Act to Combat Poverty
Act to Combat Poverty will ensure economic recovery reaches all Albertans
Yesterday, the government announced legislation that will see AISH and seniors benefits increase with the cost of living, the first increase of its kind since 2012. At a gathering today in Calgary, CUPS spoke with Community and Social Services Minister Irfan Sabir about the impact this will make on the lives of marginalized Calgarians.
The lifelong effects of Adverse Childhood Experiences often lead to people living in poverty. By reducing this stress, people receiving assistance can focus on the solutions of addressing the effects of trauma and to get out of poverty.
In a family context, this means that families might begin to start thinking of the future. Not only accessing crisis services but be able to pursue getting education, getting into the workforce, getting to be self-sufficient.
Taking the strain off the community and support networks that need to pick up these broken lives when the money runs out.

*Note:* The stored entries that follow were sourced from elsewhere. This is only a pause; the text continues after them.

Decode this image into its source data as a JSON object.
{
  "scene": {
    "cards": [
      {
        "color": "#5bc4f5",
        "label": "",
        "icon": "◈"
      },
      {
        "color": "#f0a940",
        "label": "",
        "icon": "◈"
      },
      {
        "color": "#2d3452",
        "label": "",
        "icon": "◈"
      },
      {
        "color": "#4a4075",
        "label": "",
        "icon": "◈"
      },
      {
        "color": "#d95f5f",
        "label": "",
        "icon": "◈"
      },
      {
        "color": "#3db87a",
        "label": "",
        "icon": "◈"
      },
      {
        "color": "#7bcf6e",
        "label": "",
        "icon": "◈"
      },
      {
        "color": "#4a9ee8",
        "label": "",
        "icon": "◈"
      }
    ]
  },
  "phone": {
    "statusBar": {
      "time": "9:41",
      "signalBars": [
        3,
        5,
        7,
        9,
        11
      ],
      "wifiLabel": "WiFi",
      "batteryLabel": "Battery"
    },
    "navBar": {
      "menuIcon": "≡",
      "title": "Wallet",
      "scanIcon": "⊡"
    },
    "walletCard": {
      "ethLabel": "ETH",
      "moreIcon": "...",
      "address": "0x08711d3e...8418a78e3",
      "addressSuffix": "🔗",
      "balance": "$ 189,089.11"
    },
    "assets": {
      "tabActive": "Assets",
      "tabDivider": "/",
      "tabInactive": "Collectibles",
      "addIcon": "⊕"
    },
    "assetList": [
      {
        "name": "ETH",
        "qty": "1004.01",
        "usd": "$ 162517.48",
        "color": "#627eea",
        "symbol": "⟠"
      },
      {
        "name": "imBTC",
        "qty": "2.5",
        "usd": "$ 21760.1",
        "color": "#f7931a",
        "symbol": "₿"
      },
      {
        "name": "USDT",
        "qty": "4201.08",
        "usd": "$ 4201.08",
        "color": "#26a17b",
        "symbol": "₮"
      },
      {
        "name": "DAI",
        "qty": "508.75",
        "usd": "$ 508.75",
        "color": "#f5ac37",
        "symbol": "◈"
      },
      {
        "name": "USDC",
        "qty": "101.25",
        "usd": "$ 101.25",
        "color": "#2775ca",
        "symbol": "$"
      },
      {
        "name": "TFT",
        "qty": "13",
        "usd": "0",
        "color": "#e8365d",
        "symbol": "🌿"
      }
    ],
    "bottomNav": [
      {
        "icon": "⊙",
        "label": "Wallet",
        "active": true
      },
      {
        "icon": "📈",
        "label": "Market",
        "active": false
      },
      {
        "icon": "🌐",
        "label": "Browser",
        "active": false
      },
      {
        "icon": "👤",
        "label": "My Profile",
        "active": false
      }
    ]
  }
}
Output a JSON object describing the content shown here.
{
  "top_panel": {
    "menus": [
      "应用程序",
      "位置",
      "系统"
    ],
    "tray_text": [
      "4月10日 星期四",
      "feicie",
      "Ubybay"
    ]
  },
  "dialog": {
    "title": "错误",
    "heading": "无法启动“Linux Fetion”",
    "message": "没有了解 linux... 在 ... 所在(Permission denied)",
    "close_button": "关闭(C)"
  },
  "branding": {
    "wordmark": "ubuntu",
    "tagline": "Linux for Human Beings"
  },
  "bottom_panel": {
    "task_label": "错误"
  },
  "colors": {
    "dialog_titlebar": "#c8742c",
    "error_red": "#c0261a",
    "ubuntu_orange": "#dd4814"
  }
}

We applaud the government for this move, which will make life more affordable for our most vulnerable citizens. CUPS has been working with other social serving agencies to advocate for a public policy change and last month signed a letter with 13 other agencies stating:
We respectfully request that the government raise income support benefits and index them to inflation, starting in the spring of 2019. We recognize that it may require a series of incremental steps over several years for the benefit amount to meet the official poverty line. Knowing this we ask that you take the first step now – a step that would take your government closer to fulfilling its commitment to making sure all low-income Albertans can meet their needs and participate in their communities. All Albertans deserve to live a life of dignity.